Peas, favas, and Arikara beans 23 June 2009

Pods of pea 'Golden Sweet' ripening on the 12th:  One of the most unique things about this pea is that the areas of the plant right around the flowers/pod are also a golden yellow, as you may be able to tell in this photo.

Pods of pea 'Golden Sweet' ripening on the 12th: One of the most unique things about this pea is that the areas of the plant right around the flowers/pod are also a golden yellow, as you may be able to tell in this photo.
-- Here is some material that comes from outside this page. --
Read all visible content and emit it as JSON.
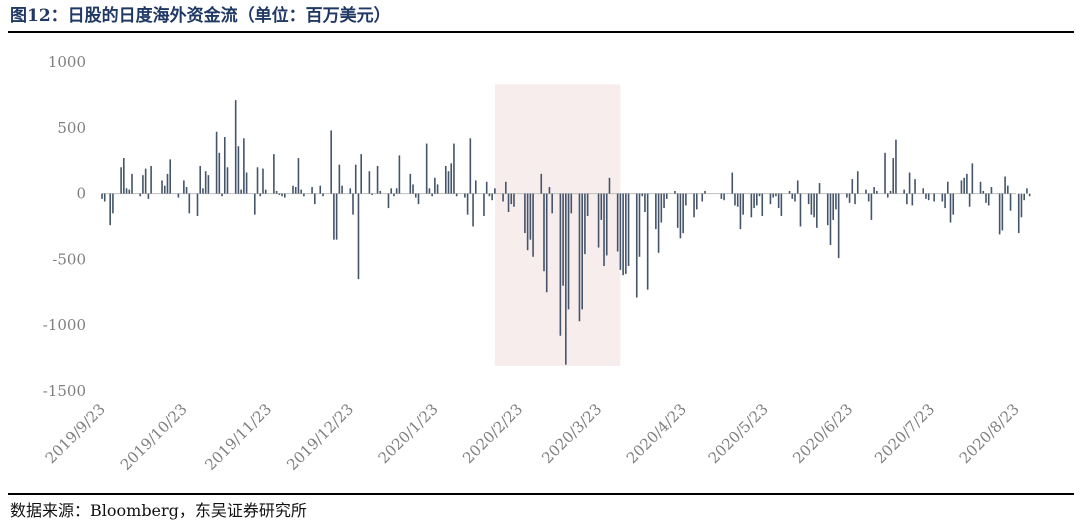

I harvested 11 peas this morning, the most yet (by 1 pea).  There were 10 more snap/sugar snap peas as well as the first shelling pea.  This cool, rainy weather has slowed flowering, but there are many peas already ripening on the vines.  It looks like there will be several more shelling peas ready soon.  The weather seems to have especially negatively affected ‘Golden Sweet,’ and I am wondering if this is because my stock came from a market in India (according to Baker Creek’s catalog) and perhaps it finds this weather especially unfavorable as a result.  There are also many fava/broad beans ripening now and it looks like the first couple are almost ready to harvest.  The fava beans seem completely undaunted by the weather, still putting out flowers daily and they appear to have more pods ripening each day as well.  The Arikara beans (cultivar ‘Yellow Arikara’) have started flowering!  I noticed it this morning, but spent very little time in the garden yesterday so it could have begun then.  They are only a couple of feet tall.  (They are bush beans)  I hope the coming heat wave does not kill them before they can produce anything like happened last year.  For those that have not read previous entries (or missed the relevant ones), Arikara beans are rare in that they actually prefer relatively cool weather despite being beans.  Hot summers typically kill them.  They were developed by the Arikara tribes of what are now the Dakotas in the US to produce in the short seasons there.  They can be planted earlier than any other garden bean I’ve yet found.  I have no idea why sources (even most of those selling them) typically do not mention this fact as I find it the most valuable thing about them.

My plans to work in the garden like mad (before the coming heat wave) have been hampered by this weather.  It’s so incredibly humid and misty that I got sticky just harvesting the peas and checking on the other crops!